Continua il nostro viaggio tra i film candidati agli Oscar 2021. Il processo ai Chicago 7 è una pellicola scritta e diretta da Aaron Sorkin, distribuita da Netflix nelle sale americane e sulla piattaforma alla fine del 2020. Il film racconta il lungo processo intentato dallo stato verso i Chicago 7, ovvero i responsabili (o meglio considerati tali) delle proteste alla Convention Democratica di Chicago nell’estate del ’68.
Trama
Cinque mesi dopo gli eventi della Convention di Chicago, sette tra gli organizzatori della manifestazione (più uno, Barry Seale, anche se non direttamente collegato) vengono trascinati in tribunale dal nuovo procuratore generale. Il processo è a tutti gli effetti un processo politico, in un momento (quello della guerra del Vietnam) in cui la politica ha scesa in piazza ed è diventata quotidiana per un gran numero di persone.

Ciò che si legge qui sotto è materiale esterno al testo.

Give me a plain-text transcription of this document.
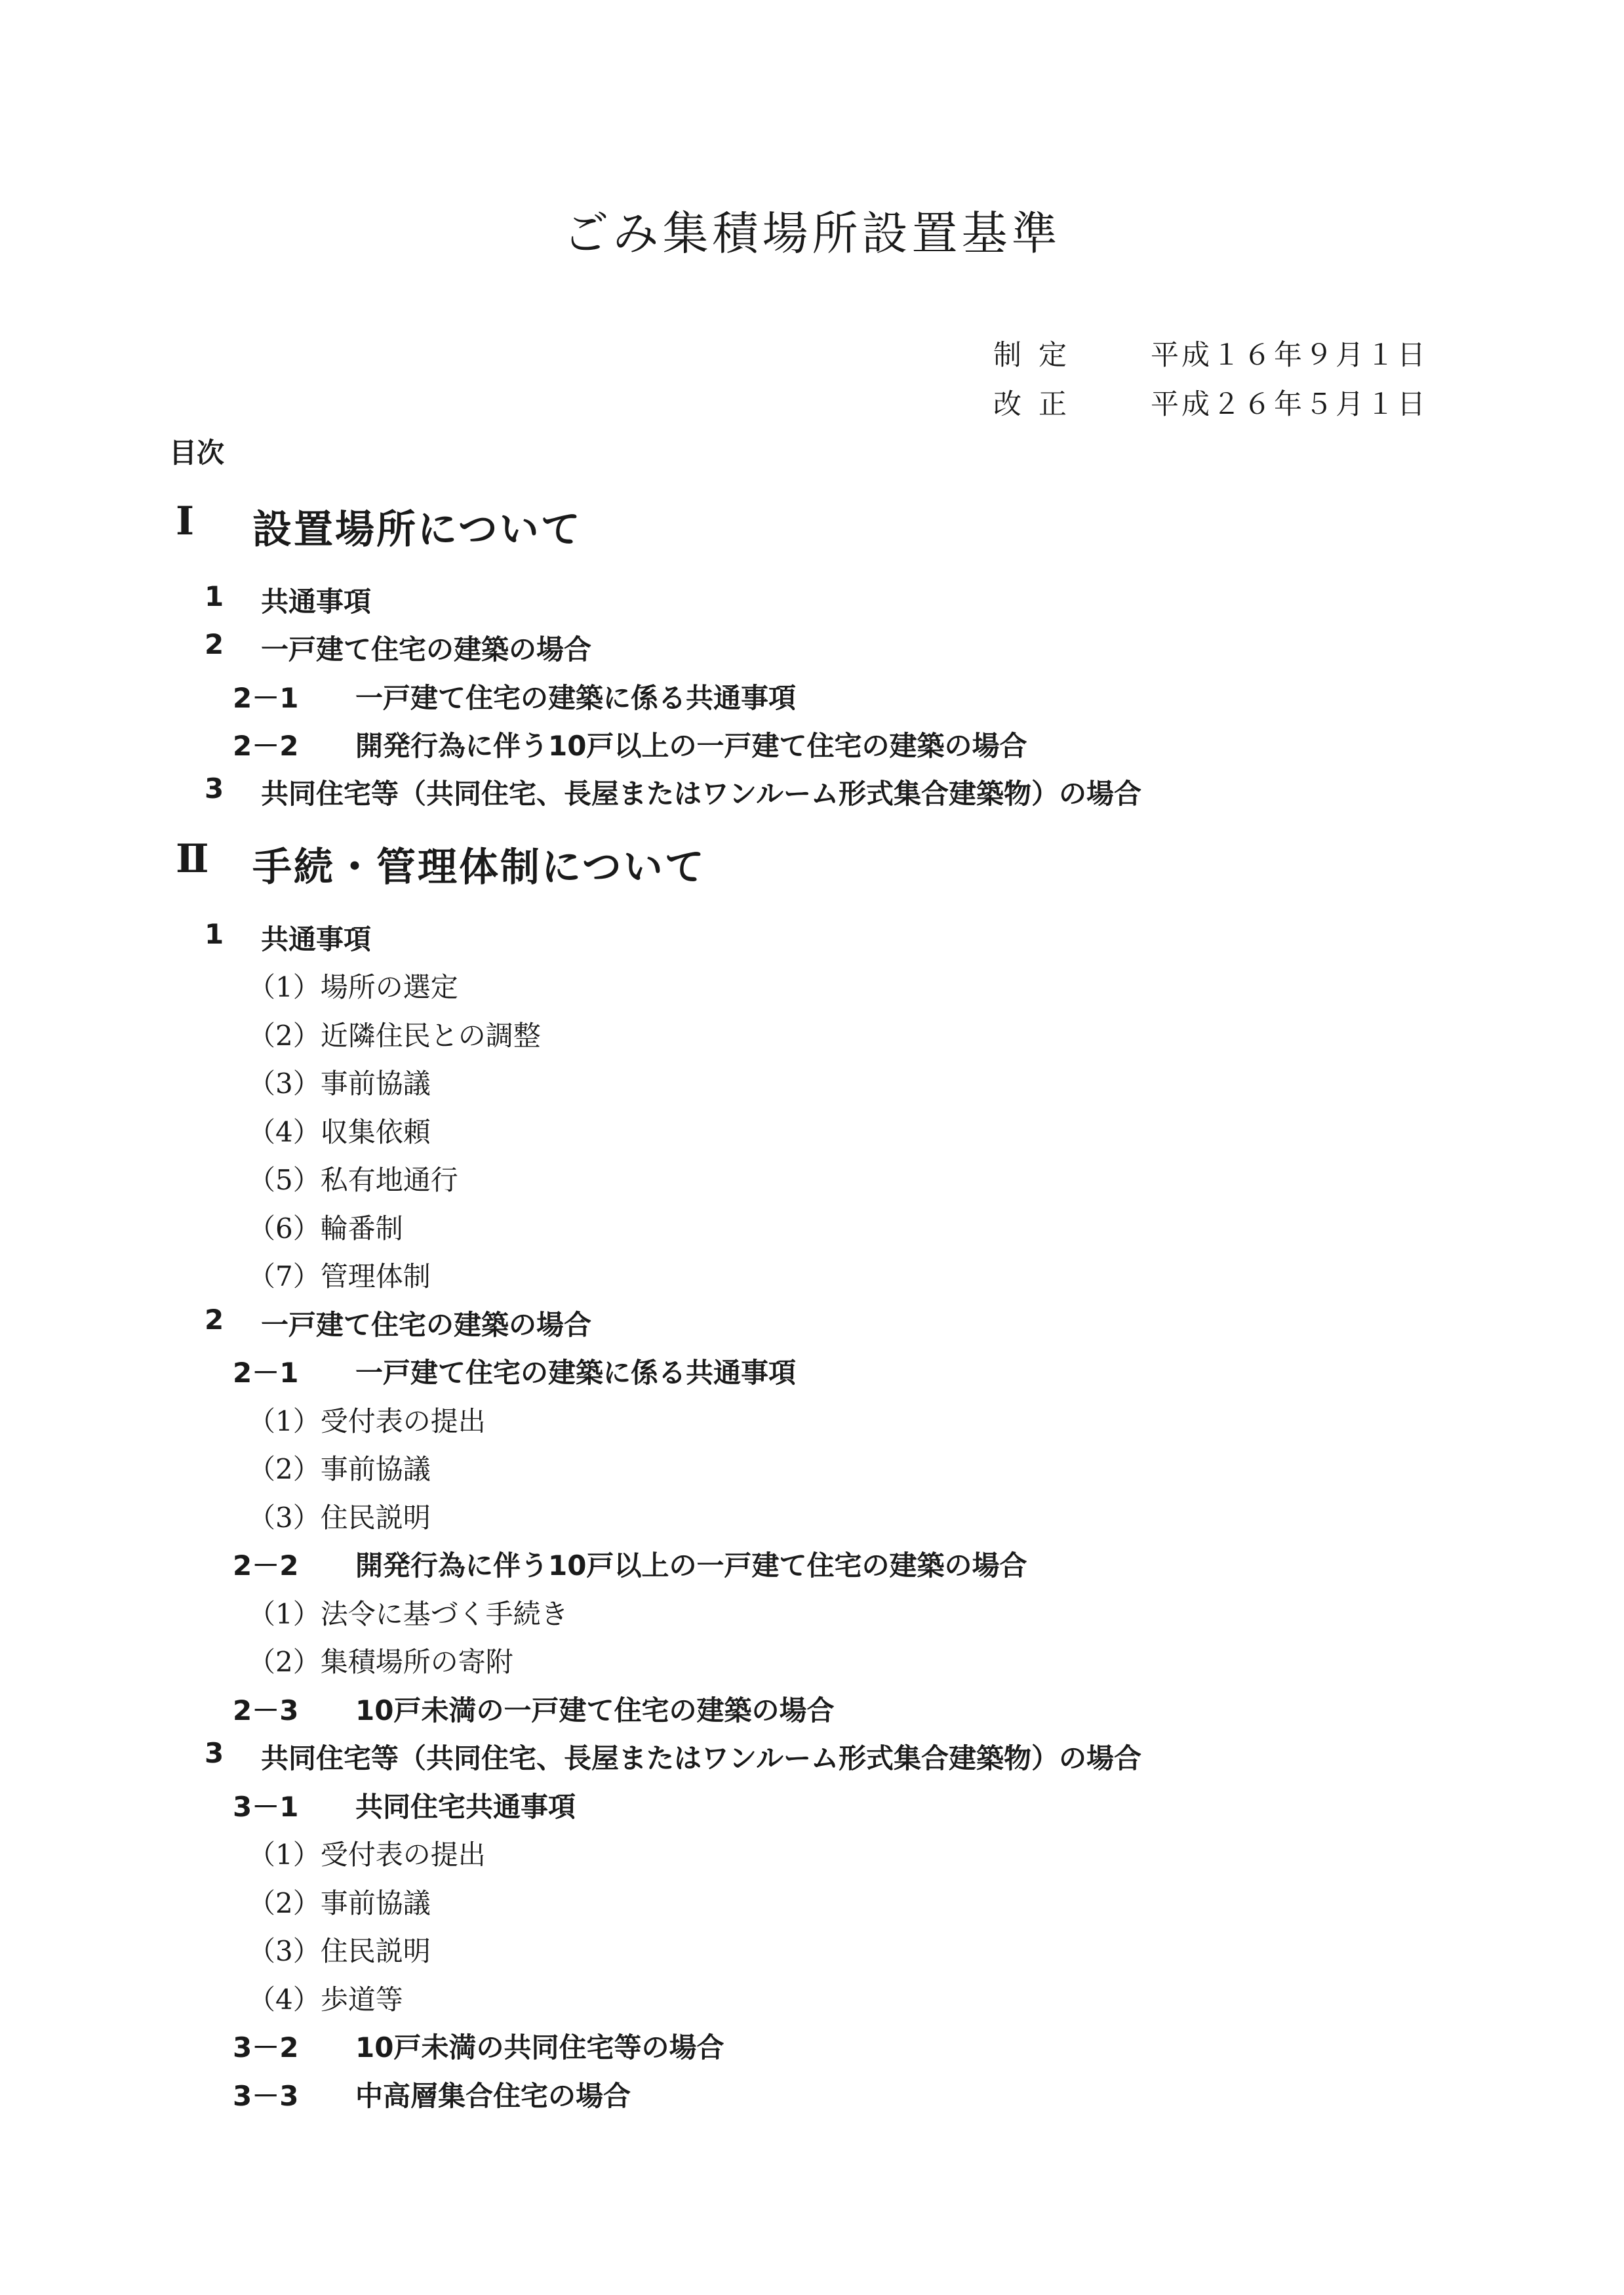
ごみ集積場所設置基準
制定 平成１６年９月１日
改正 平成２６年５月１日
目次
Ⅰ 設置場所について
1 共通事項
2 一戸建て住宅の建築の場合
2－1 一戸建て住宅の建築に係る共通事項
2－2 開発行為に伴う10戸以上の一戸建て住宅の建築の場合
3 共同住宅等（共同住宅、長屋またはワンルーム形式集合建築物）の場合
Ⅱ 手続・管理体制について
1 共通事項
（1）場所の選定
（2）近隣住民との調整
（3）事前協議
（4）収集依頼
（5）私有地通行
（6）輪番制
（7）管理体制
2 一戸建て住宅の建築の場合
2－1 一戸建て住宅の建築に係る共通事項
（1）受付表の提出
（2）事前協議
（3）住民説明
2－2 開発行為に伴う10戸以上の一戸建て住宅の建築の場合
（1）法令に基づく手続き
（2）集積場所の寄附
2－3 10戸未満の一戸建て住宅の建築の場合
3 共同住宅等（共同住宅、長屋またはワンルーム形式集合建築物）の場合
3－1 共同住宅共通事項
（1）受付表の提出
（2）事前協議
（3）住民説明
（4）歩道等
3－2 10戸未満の共同住宅等の場合
3－3 中高層集合住宅の場合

Rappresentati dagli avvocati William Kunstler e Leonard Weinglass, i Chicago 7 e Seale si trovano coinvolti in un processo la cui risoluzione sembra già stabilità. E nel quale ad essere sotto accusa, più che le loro azioni, sono proprio le loro idee politiche.
Il processo ai Chicago 7: un’istantanea delle rivolte del ’68
La prima idea de Il processo ai Chicago 7 risale agli inizi del 2000, da un incontro tra Steven Spielberg e Aaron Sorkin, che ne aveva scritto la sceneggiatura. All’epoca, il progetto naufragò perché considerato poco remunerativo e poco fattibile. È stato però lo stesso Spielberg, quasi un ventennio dopo, a riprendere in mano il progetto e a proporre a Sorkin di dirigerlo.
Il cast pensato all’epoca è stato quasi del tutto modificato, fatta eccezione per Sacha Baron Cohen, che qui interpreta Abbie Hoffman, cofondatore dello Youth international party. Proprio Baron Cohen è il volto iconico di un film che fa dei suoi personaggi (e soprattutto delle loro idee) il punto focale.
La pellicola ha forti connotazioni politiche, e una decisa impronta di critica sociale. Al centro del dibattito c’è ovviamente la Guerra del Vietnam, e gli effetti che ha avuto sull’opinione pubblica, soprattutto quella giovanile. Il film si divide tra un presente ambientato nelle aule del tribunale di Chicago, e un passato raccontato a flashback che illustra i passaggi chiave della manifestazione alla Convention.
Sorkin decide di alternare scene girate e immagini storiche del ’68, creando un particolare e affascinante incrocio tra pellicola narrativa e docufilm. Il risultato è un film intrigante, profondo e decisamente schierato, che viene retto quasi interamente dall’incredibile cast. Tra gli altri, oltre a Cohen, spiccano Mark Rylance nel ruolo dell’avvocato Kunstler, Eddie Redmayne in quello di Tom Hayden e Jeremy Strong nei panni di Jerry Rubin.
Tra le nomination più importanti, il film è candidato a miglior sceneggiatura originale, miglior film, miglior attore non protagonista per Baron Cohen e miglior fotografia.